長政とコーウィンが上に回り込んだ。ま行姉妹もついていっている。同時に飛び降り、見張り二体を斬り倒した。
トースケは、入り口で合流した。
「いやーな感じね」
洞窟内は、上も下も岩肌だった。土がないと、トースケはスキルが使えない。
長政が先頭で進んでいった。洞窟内は松明が燃やされていた。明かりに困ることはない。
「ゴブリンって、火を使えるのかしら」
「声が響くから喋るなよ」
「どうせ足音がもう響いているじゃないのよ」
「足音と人語じゃ違うだろ」
「ちょっと静かにして下さい。気付かれたらどうするんですか」
最終的に諌めたのはコーウィンだった。NPCに注意される人間二人。
うねるような道を進んだ。分かれ道はあるが、すぐに行き止まるので迷いはしない。
進む先から、足音が聞こえてきた。複数。人間の足音とは思えなかった。
仲間内で頷きあった。迎撃。そういう腹だ。
他の面々は武器を構えている。トースケだけは。地に立てた杖に顎を乗せた。のんびり眺める構えだ。岩肌の場所では何も仕事が出来ない。杖で殴れる位置関係でもない。

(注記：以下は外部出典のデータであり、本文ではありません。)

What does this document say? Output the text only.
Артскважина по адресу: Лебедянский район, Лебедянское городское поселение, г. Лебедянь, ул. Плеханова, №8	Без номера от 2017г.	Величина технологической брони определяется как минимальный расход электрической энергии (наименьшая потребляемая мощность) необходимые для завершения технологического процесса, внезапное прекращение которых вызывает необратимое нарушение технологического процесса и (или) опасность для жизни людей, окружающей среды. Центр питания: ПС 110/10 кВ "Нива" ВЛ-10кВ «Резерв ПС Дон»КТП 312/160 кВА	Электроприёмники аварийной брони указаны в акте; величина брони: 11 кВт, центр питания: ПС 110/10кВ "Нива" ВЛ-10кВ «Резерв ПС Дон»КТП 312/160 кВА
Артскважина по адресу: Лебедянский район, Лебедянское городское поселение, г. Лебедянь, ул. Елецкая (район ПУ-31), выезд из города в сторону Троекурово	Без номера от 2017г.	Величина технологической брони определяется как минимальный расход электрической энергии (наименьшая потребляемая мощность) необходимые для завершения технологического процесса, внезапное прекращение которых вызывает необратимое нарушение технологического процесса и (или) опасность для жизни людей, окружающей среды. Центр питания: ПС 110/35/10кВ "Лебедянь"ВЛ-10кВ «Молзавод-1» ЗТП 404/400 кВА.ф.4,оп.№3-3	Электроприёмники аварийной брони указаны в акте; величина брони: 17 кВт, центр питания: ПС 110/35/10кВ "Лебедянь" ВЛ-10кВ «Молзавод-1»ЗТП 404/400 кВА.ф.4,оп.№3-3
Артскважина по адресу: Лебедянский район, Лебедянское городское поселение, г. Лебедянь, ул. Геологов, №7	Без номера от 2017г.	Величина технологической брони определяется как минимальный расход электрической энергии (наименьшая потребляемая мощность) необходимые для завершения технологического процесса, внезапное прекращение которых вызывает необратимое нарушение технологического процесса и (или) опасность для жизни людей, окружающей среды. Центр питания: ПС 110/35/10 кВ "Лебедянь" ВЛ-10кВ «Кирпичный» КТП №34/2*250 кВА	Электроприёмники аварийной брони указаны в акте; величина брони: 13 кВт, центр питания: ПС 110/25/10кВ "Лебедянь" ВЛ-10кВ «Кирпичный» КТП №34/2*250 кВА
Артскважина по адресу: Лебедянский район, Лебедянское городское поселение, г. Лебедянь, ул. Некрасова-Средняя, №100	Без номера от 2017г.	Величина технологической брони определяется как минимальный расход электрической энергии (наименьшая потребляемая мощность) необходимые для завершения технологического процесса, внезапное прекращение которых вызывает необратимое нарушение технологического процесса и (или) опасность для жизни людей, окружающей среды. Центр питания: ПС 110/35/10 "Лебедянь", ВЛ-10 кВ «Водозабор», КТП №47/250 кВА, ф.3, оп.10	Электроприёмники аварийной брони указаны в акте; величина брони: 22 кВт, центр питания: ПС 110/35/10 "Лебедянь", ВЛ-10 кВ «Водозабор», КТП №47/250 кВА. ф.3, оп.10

交戦。四……五体。通路は狭く、一度に戦うのは二体が限度だった。
長政の後ろにコーウィンが位置し、時々前に出て攻撃をしていた。ま行姉妹はその後ろで待機している。トースケは最後尾で観戦していた。
一体のゴブリンが、不意に後ろを向き、奇声を発した。
一体倒した頃、奥から増援が三体やってきた。その内一体は赤く、杖を持っていた。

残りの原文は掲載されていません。